Seccomp

The seccomp system is used to filter the syscalls that sandboxed processes can use. The form of seccomp used by crosvm (SECCOMP_SET_MODE_FILTER) allows for a BPF program to be used. To generate the BPF programs, crosvm uses minijail's policy file format. A policy file is written for each device per architecture. Each device requires a unique set of syscalls to accomplish their function and each architecture has slightly different naming for similar syscalls.
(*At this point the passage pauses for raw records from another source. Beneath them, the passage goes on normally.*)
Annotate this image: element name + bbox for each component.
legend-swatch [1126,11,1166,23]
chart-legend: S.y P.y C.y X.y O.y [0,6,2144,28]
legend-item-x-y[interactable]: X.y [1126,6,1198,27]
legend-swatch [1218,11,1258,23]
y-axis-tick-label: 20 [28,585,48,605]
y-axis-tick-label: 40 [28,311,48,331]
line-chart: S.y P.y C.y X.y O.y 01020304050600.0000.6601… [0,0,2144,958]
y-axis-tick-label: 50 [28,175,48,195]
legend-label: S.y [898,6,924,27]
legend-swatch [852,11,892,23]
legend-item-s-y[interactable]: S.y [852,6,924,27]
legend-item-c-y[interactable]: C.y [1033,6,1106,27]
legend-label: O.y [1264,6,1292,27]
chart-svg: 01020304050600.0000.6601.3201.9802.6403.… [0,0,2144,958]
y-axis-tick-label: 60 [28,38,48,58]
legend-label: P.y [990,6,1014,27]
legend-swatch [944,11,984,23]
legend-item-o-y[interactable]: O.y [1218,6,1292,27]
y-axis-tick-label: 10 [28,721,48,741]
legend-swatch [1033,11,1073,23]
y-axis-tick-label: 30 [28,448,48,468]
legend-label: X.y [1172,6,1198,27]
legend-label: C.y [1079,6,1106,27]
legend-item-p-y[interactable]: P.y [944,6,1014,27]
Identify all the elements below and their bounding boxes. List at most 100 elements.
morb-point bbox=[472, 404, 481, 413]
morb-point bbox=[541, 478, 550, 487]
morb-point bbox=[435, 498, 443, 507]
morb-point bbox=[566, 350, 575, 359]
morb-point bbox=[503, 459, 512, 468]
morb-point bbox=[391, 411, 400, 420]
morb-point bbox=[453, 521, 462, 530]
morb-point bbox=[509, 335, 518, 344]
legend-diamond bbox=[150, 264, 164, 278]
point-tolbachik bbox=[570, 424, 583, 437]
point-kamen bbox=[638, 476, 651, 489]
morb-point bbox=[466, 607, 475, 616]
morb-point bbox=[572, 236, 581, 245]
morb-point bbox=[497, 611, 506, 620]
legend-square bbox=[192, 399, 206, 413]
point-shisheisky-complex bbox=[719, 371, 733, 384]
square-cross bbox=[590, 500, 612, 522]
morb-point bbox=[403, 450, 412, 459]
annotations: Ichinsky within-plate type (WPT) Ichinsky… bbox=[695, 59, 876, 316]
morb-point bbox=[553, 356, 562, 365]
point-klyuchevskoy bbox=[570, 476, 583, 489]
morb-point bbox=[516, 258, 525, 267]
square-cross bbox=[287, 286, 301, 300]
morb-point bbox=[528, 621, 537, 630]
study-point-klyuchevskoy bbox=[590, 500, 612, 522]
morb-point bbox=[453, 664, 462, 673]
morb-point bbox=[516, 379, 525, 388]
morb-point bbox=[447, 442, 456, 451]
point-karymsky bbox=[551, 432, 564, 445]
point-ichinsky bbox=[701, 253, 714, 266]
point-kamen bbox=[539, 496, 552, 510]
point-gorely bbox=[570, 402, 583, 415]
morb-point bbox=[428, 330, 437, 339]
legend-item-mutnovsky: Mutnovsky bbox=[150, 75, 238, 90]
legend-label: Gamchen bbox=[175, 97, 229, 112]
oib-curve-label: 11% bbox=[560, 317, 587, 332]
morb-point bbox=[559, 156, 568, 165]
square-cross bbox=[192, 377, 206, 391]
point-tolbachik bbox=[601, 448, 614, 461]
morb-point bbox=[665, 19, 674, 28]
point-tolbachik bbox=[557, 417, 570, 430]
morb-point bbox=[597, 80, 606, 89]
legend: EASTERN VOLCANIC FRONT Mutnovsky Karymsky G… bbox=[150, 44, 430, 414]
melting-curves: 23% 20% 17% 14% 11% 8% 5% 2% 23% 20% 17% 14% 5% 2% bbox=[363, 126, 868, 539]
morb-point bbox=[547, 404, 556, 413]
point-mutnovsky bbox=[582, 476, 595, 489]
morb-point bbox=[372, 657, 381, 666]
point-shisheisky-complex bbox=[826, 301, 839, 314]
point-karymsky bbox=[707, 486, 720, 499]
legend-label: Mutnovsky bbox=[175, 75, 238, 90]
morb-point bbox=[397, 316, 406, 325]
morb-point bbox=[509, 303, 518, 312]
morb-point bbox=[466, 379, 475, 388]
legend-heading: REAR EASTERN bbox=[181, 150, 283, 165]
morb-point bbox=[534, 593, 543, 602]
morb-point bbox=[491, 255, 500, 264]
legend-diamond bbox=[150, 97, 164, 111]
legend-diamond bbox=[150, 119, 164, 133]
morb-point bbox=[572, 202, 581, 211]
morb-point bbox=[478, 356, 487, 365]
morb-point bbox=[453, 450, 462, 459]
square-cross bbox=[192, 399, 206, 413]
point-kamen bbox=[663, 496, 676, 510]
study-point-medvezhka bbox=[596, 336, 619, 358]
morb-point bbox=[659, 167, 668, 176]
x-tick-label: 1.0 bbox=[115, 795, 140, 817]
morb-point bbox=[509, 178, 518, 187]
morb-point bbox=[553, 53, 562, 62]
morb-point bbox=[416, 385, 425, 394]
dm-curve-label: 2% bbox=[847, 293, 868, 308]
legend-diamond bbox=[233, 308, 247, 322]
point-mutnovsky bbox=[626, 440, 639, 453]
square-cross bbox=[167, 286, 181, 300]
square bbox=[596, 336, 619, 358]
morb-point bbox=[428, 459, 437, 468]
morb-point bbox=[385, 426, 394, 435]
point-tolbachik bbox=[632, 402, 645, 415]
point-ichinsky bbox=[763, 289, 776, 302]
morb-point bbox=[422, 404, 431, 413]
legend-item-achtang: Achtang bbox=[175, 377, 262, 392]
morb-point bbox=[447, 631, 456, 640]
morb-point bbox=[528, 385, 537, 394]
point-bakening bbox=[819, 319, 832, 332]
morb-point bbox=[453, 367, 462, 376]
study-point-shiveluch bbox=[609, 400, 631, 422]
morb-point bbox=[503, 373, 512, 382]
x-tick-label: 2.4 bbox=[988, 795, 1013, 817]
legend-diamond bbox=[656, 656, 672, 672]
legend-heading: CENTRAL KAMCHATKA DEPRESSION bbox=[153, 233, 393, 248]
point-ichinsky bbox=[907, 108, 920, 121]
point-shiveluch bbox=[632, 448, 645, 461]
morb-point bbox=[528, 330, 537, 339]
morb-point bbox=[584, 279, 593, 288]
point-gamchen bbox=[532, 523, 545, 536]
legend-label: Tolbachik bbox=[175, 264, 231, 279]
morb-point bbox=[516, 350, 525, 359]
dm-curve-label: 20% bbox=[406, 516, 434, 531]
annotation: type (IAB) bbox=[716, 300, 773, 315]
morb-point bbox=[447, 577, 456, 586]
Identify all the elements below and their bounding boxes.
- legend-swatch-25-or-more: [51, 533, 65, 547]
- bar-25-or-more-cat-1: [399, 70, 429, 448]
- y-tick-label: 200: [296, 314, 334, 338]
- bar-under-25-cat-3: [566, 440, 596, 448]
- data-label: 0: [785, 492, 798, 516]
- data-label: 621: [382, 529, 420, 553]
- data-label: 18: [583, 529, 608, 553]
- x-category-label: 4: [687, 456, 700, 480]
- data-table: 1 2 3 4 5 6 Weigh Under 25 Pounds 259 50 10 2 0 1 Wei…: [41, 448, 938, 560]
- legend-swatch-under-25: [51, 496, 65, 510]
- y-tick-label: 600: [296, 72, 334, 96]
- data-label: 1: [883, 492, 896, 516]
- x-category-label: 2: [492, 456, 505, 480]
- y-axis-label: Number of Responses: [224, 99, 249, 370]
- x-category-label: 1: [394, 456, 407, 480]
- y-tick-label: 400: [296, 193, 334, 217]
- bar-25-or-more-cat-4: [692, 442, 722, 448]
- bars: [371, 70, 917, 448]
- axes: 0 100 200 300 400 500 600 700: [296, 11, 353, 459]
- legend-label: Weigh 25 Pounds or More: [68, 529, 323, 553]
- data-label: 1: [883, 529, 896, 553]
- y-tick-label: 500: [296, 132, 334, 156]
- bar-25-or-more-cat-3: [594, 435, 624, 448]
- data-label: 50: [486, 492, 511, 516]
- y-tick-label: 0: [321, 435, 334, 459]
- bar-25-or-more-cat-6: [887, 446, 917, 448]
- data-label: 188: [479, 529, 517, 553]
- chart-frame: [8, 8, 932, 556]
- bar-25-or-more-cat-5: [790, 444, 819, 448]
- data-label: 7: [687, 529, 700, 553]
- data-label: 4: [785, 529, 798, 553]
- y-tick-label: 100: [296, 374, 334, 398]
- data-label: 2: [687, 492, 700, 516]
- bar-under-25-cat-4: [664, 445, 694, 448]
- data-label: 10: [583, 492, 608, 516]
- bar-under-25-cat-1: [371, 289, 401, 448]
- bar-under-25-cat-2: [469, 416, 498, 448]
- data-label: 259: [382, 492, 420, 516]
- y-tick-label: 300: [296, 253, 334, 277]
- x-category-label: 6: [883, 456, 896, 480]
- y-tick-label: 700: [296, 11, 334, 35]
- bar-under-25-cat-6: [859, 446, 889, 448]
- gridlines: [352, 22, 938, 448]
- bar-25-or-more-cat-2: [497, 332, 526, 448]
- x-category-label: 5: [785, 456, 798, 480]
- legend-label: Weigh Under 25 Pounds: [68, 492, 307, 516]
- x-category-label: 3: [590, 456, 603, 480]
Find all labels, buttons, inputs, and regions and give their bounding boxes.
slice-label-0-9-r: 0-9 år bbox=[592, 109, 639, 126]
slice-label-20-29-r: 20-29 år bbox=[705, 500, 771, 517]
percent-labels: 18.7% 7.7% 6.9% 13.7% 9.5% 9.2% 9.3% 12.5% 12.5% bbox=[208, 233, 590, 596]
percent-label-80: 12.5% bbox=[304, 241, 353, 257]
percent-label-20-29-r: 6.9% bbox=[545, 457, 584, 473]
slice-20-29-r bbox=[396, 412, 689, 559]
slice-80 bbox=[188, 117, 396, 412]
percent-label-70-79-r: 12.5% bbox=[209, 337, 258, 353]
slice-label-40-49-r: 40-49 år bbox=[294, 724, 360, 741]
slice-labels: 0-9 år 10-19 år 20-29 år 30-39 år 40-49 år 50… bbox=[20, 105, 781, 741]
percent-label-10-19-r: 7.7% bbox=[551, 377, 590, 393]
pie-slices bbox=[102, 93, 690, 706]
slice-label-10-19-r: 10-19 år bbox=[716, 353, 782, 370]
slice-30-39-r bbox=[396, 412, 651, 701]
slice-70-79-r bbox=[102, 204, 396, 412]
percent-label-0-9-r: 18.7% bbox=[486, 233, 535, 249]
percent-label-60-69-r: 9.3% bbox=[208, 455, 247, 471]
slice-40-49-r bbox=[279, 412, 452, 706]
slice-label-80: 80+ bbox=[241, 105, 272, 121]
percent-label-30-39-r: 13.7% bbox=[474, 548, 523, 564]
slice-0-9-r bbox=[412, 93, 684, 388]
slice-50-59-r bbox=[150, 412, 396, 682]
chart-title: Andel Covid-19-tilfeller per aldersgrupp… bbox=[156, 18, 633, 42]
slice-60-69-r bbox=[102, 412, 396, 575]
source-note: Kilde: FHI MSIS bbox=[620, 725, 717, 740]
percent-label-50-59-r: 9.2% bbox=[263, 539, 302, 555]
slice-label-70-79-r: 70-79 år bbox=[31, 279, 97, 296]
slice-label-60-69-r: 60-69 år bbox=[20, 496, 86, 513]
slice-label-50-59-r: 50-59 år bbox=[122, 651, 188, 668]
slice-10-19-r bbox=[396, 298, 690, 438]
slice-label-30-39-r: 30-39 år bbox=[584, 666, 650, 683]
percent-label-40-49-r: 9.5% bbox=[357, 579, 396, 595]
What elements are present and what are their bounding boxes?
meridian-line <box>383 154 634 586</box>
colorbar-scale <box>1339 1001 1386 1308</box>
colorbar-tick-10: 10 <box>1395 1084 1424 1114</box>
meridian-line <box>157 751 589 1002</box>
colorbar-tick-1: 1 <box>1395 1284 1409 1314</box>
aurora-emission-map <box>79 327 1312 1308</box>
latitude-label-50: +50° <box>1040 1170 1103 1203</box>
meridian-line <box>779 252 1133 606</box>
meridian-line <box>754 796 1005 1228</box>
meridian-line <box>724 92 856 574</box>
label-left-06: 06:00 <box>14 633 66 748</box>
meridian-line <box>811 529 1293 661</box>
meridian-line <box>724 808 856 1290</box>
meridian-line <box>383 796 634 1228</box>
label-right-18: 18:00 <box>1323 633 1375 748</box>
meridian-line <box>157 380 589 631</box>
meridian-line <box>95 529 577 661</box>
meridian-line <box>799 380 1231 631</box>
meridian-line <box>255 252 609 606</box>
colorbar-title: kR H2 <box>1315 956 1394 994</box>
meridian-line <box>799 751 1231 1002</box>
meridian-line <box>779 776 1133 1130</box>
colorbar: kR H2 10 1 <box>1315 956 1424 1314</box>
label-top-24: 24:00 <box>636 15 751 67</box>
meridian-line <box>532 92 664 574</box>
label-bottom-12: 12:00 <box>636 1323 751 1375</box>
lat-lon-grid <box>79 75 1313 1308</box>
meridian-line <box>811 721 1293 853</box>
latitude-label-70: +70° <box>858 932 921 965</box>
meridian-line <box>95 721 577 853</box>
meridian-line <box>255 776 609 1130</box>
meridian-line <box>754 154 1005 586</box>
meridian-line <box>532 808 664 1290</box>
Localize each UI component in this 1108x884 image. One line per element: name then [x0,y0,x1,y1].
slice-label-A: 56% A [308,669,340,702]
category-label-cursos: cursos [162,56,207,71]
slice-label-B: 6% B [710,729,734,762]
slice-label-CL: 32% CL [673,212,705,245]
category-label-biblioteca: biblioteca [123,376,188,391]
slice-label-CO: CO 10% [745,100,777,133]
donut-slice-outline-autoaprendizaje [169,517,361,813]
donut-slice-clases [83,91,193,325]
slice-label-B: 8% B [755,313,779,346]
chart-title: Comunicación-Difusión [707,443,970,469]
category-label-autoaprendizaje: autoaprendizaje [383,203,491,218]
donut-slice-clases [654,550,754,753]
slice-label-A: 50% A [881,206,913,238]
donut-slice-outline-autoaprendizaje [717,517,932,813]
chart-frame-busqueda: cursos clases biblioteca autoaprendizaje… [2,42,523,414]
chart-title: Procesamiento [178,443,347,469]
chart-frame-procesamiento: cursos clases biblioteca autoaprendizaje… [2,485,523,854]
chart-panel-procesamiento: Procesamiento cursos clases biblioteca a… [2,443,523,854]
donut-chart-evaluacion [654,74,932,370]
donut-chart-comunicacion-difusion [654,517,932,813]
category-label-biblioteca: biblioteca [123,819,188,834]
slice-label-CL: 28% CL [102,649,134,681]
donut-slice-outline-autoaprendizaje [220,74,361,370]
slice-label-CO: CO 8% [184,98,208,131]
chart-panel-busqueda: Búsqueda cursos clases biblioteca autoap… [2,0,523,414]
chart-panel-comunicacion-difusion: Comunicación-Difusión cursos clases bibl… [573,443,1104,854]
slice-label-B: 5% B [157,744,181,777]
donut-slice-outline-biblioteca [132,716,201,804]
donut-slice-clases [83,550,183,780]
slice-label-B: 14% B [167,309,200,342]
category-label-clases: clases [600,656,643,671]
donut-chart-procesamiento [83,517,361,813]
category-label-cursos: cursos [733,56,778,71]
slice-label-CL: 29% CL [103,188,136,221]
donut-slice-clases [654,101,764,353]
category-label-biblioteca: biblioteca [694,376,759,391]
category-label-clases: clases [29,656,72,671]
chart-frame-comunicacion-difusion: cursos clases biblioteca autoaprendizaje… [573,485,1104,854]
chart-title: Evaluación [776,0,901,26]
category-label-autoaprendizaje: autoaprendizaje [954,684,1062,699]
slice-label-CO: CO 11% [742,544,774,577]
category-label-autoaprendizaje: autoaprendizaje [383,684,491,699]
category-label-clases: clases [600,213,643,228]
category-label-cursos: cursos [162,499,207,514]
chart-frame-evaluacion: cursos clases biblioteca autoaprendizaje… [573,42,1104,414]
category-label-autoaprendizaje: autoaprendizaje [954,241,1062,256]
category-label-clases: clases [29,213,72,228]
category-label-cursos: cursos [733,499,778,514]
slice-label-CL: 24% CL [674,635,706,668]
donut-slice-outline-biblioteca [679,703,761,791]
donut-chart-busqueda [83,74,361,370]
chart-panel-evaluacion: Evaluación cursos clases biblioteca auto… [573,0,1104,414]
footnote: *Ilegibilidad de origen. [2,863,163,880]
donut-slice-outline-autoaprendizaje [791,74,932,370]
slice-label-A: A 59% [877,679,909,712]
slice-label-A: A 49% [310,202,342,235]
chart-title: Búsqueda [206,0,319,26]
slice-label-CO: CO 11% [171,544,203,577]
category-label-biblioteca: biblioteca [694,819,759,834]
The ChromeOS docs have a useful listing of syscalls.

Writing a Policy for crosvm

The detailed rules for naming policy files can be found in seccomp/README.md

Most policy files will include the common_device.policy from a given architecture using this directive near the top:

@include /usr/share/policy/crosvm/common_device.policy

The common device policy for x86_64 is:

@frequency ./common_device.frequency
brk: 1
clock_gettime: 1
clone: arg0 & CLONE_THREAD
clone3: 1
close: 1
dup2: 1
dup: 1
epoll_create1: 1
epoll_ctl: 1
epoll_pwait: 1
epoll_wait: 1
eventfd2: 1
exit: 1
exit_group: 1
ftruncate: 1
futex: 1
getcwd: 1
getpid: 1
gettid: 1
gettimeofday: 1
io_uring_setup: 1
io_uring_register: 1
io_uring_enter: 1
kill: 1
lseek: 1
madvise: arg2 == MADV_DONTNEED || arg2 == MADV_DONTDUMP || arg2 == MADV_REMOVE || arg2 == MADV_MERGEABLE || arg2 == MADV_FREE
membarrier: 1
memfd_create: 1
mmap: arg2 in ~PROT_EXEC
mprotect: arg2 in ~PROT_EXEC
mremap: 1
munmap: 1
nanosleep: 1
clock_nanosleep: 1
pipe2: 1
poll: 1
ppoll: 1
read: 1
readlink: 1
readlinkat: 1
readv: 1
recvfrom: 1
recvmsg: 1
restart_syscall: 1
rseq: 1
rt_sigaction: 1
rt_sigprocmask: 1
rt_sigreturn: 1
sched_getaffinity: 1
sched_yield: 1
sendmsg: 1
sendto: 1
set_robust_list: 1
sigaltstack: 1
tgkill: arg2 == SIGABRT
write: 1
writev: 1
fcntl: 1
uname: 1

## Rules for vmm-swap
userfaultfd: 1
# 0xc018aa3f == UFFDIO_API, 0xaa00 == USERFAULTFD_IOC_NEW
ioctl: arg1 == 0xc018aa3f || arg1 == 0xaa00

The syntax is simple: one syscall per line, followed by a colon :, followed by a boolean expression used to constrain the arguments of the syscall. The simplest expression is 1 which unconditionally allows the syscall. Only simple expressions work, often to allow or deny specific flags. A major limitation is that checking the contents of pointers isn't possible using minijail's policy format. If a syscall is not listed in a policy file, it is not allowed.